The concurring opinion served to clarify and quantify the holding of the Court.  Justice Thomas’ opinion with its broad dicta gave a strong indication of the impending fight among the justices on the issue of medical necessity as a defense for patients who use medical marijuana.

Reactions
In response to the Supreme Court decision, cooperatives started to develop new strategies.  Some have held classes to instruct patients on how to grow and maintain their own marijuana plants.  Some created grow rooms where patients can cultivate their own marijuana plants.  Both of these solutions avoid the manufacturing and distribution of marijuana.  On the other hand, some cooperatives have continued business as usual.

The several states have had different reaction to the Supreme Court decision.  Since the Supreme Court decision, California and Colorado have expanded their marijuana laws while Maine stopped their effort to supply marijuana to the ill.  Nevada adopted a medical marijuana measure after the Supreme Court decision.  The governor of Nevada, Kenny Guinn has stated that he will sign the bill into law.  David Kravets, Feds Silent on Marijuana Strategy Despite High Court Victory, Associated Press Newswires (06/14/01).

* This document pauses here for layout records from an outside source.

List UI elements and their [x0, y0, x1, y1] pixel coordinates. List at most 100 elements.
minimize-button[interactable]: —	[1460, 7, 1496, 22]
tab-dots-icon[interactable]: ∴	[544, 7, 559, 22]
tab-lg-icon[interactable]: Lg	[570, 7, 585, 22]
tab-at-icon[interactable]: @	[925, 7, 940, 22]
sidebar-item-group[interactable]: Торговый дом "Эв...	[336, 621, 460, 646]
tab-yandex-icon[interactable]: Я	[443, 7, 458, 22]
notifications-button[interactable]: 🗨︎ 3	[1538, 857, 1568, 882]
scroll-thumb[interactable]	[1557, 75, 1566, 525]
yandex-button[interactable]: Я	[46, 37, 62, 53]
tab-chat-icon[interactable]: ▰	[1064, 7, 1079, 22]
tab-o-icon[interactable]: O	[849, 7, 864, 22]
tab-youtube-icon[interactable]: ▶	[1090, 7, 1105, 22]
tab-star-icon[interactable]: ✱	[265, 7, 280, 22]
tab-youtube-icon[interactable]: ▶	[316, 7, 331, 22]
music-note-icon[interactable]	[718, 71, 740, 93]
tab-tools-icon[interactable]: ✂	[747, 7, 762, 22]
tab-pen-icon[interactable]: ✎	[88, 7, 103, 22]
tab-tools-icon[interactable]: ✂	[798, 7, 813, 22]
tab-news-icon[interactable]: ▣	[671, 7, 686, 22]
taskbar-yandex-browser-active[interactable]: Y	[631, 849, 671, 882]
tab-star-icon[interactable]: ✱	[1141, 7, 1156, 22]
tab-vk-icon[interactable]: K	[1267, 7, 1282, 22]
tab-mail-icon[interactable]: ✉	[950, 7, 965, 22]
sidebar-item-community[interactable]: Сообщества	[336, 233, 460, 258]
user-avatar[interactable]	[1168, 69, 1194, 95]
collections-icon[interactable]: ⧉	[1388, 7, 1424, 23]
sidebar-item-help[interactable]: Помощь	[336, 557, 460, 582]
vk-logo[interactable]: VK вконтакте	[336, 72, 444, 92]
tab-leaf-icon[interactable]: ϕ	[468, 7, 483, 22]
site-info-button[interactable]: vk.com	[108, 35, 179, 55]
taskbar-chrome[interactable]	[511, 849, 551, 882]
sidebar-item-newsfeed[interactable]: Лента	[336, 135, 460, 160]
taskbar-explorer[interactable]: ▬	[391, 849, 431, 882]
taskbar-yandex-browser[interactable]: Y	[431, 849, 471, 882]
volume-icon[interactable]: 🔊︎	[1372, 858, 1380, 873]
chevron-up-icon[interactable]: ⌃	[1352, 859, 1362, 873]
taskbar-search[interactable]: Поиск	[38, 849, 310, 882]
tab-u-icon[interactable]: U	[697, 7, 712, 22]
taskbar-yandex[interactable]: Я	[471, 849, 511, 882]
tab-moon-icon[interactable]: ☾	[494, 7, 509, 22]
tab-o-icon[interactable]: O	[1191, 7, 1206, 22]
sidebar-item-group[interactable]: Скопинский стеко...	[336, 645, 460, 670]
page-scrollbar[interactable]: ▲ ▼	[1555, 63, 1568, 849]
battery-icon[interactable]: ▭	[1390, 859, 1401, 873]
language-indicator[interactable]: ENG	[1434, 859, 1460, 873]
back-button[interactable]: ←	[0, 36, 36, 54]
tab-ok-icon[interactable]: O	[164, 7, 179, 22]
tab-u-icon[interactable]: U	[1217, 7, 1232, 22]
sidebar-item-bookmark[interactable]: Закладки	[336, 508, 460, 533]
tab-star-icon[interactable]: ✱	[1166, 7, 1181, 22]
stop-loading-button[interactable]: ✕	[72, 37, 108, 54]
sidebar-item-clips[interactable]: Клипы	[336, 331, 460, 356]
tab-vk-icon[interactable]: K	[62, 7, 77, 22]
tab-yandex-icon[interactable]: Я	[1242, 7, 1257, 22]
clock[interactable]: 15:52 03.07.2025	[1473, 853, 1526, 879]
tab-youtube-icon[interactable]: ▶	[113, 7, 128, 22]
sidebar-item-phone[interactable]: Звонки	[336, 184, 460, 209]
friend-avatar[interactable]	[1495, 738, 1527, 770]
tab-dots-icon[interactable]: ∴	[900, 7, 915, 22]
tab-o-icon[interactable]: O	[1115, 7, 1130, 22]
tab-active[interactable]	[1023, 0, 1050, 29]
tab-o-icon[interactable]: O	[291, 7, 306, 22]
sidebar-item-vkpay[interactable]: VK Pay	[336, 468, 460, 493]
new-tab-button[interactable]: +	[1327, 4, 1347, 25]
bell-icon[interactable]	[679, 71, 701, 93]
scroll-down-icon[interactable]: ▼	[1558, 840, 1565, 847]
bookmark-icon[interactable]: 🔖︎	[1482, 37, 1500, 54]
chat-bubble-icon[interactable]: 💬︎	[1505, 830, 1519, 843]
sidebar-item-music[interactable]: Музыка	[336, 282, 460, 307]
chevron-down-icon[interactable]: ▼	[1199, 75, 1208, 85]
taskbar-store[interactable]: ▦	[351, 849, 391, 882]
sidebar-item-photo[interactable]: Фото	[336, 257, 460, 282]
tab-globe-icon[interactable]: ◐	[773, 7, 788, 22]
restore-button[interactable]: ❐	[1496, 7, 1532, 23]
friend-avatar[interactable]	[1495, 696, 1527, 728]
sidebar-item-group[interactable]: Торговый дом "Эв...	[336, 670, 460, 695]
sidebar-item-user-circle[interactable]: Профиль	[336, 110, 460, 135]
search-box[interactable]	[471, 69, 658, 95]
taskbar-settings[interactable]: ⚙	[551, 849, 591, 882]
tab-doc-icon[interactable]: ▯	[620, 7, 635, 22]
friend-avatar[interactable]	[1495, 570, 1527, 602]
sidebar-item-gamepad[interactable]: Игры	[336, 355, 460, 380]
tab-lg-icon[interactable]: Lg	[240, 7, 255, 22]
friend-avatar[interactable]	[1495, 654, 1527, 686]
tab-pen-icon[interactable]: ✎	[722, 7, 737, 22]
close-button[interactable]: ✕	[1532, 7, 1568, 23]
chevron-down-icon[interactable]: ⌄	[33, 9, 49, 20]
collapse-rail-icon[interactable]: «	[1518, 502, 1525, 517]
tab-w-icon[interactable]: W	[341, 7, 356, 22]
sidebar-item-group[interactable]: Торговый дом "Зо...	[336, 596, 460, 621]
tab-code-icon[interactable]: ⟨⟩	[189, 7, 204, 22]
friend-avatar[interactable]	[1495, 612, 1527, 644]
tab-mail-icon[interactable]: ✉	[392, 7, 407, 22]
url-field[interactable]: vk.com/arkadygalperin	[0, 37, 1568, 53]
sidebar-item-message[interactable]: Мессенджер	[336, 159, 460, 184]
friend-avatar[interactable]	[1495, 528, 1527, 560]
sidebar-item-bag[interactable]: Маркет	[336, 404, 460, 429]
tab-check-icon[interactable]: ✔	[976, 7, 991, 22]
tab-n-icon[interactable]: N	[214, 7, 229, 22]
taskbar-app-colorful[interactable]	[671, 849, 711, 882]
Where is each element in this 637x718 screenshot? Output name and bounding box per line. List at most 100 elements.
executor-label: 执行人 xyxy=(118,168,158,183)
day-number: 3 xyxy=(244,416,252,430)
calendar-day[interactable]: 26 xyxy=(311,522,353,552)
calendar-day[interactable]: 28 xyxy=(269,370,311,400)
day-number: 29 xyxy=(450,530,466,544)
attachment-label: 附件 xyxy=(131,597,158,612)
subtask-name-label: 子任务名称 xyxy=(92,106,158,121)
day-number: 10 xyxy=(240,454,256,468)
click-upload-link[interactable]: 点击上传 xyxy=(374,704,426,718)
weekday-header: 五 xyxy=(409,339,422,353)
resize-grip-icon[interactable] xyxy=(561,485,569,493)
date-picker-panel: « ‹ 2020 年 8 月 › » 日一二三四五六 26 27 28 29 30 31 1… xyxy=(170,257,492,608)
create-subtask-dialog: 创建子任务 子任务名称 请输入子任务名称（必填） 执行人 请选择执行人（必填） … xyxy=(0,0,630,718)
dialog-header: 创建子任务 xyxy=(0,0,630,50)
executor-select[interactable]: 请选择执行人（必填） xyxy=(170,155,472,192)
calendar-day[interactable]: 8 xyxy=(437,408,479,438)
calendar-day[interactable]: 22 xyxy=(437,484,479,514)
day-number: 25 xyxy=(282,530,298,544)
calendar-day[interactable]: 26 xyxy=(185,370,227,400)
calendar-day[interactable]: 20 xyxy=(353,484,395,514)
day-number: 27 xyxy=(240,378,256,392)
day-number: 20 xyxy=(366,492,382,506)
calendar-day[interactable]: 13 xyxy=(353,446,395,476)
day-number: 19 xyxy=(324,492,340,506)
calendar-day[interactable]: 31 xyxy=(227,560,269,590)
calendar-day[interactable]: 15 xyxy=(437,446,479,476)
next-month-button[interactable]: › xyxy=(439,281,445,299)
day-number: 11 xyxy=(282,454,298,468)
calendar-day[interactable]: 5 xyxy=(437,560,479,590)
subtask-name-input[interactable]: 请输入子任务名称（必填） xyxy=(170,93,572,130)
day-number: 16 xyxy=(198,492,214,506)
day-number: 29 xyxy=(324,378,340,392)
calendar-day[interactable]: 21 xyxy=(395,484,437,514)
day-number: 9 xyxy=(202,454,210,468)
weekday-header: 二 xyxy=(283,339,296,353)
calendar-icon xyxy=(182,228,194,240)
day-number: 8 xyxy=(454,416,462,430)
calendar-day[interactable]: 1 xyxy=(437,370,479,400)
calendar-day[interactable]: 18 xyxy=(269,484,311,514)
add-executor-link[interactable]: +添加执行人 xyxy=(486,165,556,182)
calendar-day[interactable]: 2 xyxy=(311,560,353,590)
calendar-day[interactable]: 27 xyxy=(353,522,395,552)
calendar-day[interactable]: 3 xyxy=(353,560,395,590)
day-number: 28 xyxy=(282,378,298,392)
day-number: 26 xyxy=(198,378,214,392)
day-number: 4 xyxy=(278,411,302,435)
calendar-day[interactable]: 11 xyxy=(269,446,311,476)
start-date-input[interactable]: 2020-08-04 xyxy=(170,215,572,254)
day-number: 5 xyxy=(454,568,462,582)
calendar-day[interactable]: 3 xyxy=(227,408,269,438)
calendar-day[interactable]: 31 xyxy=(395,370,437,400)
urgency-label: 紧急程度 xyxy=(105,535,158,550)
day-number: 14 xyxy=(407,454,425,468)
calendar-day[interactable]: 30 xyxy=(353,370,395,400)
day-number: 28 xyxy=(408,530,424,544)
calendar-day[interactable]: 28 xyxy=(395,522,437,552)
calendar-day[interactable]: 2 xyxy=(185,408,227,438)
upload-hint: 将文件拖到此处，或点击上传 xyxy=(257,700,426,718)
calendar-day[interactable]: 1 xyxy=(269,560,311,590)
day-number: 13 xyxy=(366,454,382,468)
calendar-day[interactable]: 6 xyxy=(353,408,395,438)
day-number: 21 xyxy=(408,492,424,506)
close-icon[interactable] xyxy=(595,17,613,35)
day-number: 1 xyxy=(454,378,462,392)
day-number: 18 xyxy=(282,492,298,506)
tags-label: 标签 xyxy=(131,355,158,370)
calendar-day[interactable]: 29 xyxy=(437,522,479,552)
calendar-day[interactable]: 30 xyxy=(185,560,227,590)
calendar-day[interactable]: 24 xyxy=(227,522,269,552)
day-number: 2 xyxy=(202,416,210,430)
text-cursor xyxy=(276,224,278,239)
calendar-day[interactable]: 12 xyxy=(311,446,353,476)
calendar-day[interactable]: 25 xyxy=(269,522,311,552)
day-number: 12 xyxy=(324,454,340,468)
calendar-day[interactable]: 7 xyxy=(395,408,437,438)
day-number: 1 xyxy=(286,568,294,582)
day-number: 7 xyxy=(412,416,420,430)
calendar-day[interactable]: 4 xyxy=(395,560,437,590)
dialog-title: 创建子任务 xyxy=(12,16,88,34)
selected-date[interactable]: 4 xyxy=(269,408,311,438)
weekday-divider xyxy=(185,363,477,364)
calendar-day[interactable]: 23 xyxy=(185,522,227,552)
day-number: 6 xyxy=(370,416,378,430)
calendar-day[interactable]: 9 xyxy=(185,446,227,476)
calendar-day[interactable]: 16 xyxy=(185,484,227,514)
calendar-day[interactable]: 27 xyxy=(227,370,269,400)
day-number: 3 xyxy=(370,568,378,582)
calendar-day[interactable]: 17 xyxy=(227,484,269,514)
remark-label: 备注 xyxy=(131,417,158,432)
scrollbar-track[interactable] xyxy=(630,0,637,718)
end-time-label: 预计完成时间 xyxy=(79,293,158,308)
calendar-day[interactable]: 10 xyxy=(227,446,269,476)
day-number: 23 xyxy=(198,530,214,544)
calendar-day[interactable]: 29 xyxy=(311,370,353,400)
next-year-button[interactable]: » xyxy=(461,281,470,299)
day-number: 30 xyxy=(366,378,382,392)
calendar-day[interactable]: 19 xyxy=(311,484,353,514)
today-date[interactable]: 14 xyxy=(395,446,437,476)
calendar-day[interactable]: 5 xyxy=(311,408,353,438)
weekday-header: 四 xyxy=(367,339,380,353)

The feds have been conspicuously silent on the Supreme Court ruling.  The Bush administration has not taken action to enforce the ruling.  Mark T. Quinlivan, the Justice Department Attorney, declined to comment on what the federal government will do in the future with respect to the ruling.  David Kravets, Feds Silent on Marijuana Strategy Despite High Court Victory, Associated Press Newswires (06/14/01).  State prosecutors have expressed reluctance to prosecute cases of distribution of marijuana for medical use.  They say that the feds must enforce the court’s decision not them.  Id.  In the past, President George W. Bush has expressed that he thinks the decision to allow manufacture distribution of marijuana for the medically needy should be a state decision.  However, President Bush is personally opposed to the use of marijuana for medical reasons.  Susan Feeney, Bush Backs States’ Rights on Marijuana.  He Opposes Medical Use but Favors Local Control, Dallas Morning News (10/20/99).

Conclusion
States’ maintain their ability to legalize marijuana for medical use while cooperatives must now watch their step when manufacturing or distributing marijuana.  Patients can hope to be able to use medical necessity as a defense in their use of marijuana.  The fight, will be difficult depending on federal circuit interpretations of the Supreme Court decisions.  The future of legal marijuana use for medical reasons remains unclear in the wake of the Supreme Court decision.